Mooshagian feels like all six of his receivers are capable of starting, but he thinks singling out two is a misnomer: "With the number of three- and four-wides we used, particularly at the end of last season, those guys are virtually starters, too. You'd almost like to see the third receiver get introduced with the starters if the fullback and tight end are going to get announced." . . .

H-back Nick Williams (hip) returned to practice Wednesday after missing minicamp and the first week of voluntarys. . .LB Chris Edmonds, the Parade Magazine High School All-American from Pittsburgh, expects to begin his experiment at tight end in Thursday's practice. . .

Head coach Dick LeBeau, both his coordinators, and several assistant coaches are expected back later this week after attending the NFL's coaching seminar in Houston. . .

REMEMBER MIKE REID?: Defensive captain Takeo Spikes has signed a new agent to work on what he calls the most important contract of his career and he hopes the two can make beautiful music together.

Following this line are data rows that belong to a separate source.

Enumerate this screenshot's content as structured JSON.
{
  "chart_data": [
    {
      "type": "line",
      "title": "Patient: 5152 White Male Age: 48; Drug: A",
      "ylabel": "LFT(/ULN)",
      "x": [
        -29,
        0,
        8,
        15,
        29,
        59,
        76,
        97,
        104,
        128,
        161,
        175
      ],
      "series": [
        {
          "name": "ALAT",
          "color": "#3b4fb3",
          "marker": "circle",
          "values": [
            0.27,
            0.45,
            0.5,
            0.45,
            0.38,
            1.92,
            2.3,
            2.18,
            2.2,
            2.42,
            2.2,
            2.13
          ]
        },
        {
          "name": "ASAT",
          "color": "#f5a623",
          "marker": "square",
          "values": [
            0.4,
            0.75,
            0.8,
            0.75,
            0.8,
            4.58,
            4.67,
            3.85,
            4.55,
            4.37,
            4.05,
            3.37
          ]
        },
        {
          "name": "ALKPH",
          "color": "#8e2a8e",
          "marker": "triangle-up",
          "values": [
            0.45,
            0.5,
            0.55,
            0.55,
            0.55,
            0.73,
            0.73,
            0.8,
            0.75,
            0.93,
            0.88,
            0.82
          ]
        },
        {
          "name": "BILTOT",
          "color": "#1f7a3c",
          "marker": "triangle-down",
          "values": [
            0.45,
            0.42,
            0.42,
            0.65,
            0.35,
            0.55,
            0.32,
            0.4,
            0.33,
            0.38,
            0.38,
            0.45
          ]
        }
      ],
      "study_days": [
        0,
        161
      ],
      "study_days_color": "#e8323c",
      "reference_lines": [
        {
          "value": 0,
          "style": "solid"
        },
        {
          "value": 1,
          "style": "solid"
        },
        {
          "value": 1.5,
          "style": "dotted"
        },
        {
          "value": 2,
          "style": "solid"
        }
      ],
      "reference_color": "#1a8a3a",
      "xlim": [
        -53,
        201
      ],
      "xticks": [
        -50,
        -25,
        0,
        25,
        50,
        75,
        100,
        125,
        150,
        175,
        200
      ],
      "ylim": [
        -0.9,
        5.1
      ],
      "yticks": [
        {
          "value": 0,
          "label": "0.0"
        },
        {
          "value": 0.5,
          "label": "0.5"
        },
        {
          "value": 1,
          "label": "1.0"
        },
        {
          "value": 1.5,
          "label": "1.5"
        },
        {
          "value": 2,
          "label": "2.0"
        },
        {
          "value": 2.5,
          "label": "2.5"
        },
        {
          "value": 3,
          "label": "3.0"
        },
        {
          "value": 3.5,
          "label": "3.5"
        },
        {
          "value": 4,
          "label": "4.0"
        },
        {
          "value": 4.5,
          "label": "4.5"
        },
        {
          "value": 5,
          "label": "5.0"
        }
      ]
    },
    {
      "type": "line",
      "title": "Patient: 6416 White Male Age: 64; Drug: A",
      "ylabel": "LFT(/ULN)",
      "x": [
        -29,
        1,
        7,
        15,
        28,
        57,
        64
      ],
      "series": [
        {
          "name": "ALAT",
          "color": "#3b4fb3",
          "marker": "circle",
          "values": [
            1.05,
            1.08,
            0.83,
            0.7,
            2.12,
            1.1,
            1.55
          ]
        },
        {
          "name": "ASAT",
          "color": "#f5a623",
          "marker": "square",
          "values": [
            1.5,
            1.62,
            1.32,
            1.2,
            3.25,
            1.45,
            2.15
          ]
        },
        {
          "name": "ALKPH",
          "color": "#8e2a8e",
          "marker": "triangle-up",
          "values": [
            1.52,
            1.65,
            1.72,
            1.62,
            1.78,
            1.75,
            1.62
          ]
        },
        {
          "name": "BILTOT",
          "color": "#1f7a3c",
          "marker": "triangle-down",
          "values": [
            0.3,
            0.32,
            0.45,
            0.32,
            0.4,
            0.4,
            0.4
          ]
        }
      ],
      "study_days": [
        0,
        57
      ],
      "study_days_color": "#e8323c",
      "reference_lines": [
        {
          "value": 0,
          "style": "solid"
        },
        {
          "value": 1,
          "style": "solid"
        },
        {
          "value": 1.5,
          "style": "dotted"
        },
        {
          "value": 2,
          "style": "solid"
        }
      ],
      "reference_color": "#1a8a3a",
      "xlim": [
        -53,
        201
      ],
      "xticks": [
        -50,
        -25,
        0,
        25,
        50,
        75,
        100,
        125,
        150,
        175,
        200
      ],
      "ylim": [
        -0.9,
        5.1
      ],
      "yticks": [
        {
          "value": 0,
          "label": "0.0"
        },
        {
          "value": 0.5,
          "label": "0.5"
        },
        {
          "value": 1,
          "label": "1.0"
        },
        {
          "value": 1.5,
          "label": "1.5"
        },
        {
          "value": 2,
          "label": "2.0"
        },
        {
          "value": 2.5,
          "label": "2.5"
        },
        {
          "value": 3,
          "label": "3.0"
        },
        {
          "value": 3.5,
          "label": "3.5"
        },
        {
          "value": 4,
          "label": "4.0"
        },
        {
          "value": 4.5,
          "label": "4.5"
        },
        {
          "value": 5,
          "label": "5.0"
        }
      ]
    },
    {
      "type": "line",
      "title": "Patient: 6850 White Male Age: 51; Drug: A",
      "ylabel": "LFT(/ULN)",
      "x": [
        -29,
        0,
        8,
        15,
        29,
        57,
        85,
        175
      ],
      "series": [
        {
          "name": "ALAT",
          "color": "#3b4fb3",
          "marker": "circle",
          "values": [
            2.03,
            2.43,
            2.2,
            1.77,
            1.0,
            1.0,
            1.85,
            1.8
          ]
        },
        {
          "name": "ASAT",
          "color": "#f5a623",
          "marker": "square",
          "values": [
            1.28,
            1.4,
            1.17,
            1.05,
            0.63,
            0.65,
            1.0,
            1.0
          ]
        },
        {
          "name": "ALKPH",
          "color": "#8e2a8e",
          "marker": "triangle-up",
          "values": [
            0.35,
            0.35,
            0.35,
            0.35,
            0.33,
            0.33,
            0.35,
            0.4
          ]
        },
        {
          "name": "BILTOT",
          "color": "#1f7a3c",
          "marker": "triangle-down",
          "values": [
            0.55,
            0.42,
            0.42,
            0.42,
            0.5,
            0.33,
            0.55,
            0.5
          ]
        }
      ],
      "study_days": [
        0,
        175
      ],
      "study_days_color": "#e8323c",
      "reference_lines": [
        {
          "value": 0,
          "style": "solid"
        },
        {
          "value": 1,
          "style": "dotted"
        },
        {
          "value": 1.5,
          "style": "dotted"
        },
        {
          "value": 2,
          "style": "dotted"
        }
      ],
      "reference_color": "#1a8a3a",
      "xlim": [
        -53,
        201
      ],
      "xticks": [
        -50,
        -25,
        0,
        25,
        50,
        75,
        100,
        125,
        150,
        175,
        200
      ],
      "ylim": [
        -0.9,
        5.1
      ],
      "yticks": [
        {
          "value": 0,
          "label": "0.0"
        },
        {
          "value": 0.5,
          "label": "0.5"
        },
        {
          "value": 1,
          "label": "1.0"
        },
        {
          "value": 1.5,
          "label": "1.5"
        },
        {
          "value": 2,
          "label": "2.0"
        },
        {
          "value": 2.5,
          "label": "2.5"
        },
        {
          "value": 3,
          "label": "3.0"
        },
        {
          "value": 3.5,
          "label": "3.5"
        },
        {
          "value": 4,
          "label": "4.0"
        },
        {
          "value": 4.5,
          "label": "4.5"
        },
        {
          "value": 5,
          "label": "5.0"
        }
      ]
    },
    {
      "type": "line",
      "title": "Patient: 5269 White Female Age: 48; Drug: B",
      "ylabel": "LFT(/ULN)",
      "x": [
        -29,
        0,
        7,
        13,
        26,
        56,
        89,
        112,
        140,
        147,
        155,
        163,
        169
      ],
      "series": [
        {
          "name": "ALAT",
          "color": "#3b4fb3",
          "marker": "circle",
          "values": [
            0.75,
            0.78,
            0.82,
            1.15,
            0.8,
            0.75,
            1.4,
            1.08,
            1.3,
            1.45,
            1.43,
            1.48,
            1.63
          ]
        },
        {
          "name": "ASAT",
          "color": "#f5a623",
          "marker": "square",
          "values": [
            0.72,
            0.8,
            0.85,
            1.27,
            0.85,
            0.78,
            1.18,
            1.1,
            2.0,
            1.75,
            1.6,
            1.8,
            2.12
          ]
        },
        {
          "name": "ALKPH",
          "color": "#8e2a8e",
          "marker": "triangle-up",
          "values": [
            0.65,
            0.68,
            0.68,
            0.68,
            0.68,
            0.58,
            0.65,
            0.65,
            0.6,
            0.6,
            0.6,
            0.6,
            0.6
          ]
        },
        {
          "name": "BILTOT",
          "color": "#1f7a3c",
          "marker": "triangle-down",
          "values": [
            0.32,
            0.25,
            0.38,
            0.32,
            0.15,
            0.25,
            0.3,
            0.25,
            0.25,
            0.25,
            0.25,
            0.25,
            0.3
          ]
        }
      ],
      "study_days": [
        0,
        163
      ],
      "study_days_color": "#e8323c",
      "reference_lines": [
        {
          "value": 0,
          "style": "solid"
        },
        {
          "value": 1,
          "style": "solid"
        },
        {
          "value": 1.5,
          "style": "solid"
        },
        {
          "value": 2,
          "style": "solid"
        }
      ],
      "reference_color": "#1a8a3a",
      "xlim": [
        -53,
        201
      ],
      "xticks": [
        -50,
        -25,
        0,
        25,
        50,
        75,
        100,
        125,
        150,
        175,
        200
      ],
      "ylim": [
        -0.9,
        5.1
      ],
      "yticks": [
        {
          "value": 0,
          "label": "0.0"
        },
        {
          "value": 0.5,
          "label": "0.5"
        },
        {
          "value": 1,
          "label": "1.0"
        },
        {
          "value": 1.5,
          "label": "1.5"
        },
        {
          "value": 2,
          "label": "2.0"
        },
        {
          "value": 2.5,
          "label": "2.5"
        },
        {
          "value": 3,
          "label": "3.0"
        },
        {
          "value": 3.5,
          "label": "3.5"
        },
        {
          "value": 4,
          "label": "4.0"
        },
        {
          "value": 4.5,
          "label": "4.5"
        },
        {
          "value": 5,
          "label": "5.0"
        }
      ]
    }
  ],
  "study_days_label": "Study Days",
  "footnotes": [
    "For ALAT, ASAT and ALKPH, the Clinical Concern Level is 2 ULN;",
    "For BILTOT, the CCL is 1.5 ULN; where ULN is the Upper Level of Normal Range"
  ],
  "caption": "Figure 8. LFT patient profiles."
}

Spikes, waiting on an offer from the Bengals as he heads into the final year of his deal (he says he doesn't want to negotiate during the season), says his contract won't be hard to do or figure out. But he still wants some experience from a trusted friend.

So he has tapped his neighbor from Atlanta, Lonnie Cooper of Career Sports Management. One of the reasons Spikes turned to Cooper is because his motto is, "Don't hold back for anything. Whatever you dream of doing, you have to take the opportunity to get it."

Which is why Spikes is now taking piano lessons. Don't look for him to bolt to Nashville after playing

five seasons like another Bengals' Piano Man who fined tuned a Cincinnati defense, lineman Mike Reid. But Spikes vows on the first Bengals' first regular-season road trip (Sept. 14-15 in Cleveland), he'll play a song on the hotel piano.

"I don't know which one. I've only had one lesson," Spikes said. "Lonnie got that set up for me. I kept talking about it and he finally said, 'Here's the name and number, go do it.' He can get things done. I like how he makes sure his clients (one is NFL Defensive Rookie of the Year Kendrell Bell) are well-rounded people. I think he can do some things for me after my career. He's already told me about broadcasting school."

Spikes likes Cooper's varied experience in making major deals. He is highly regarded in NBA circles, where he represents many of the league's head coaches, and he also represents several major league baseball players.

Spikes said he has been approached recently by Bengals executive vice president Katie Blackburn and she told him (as well as fellow linebacker Brian Simmons) that the club is looking at ways to keep both.

"I'm not going to get caught up in the hype," Spikes said. "They'll tell me how much they want me in the next two or three months if they give me a substantial offer. I'm not going to insult their intelligence and I hope they don't insult mine. And I'm just going to worry about playing and let it take care of itself."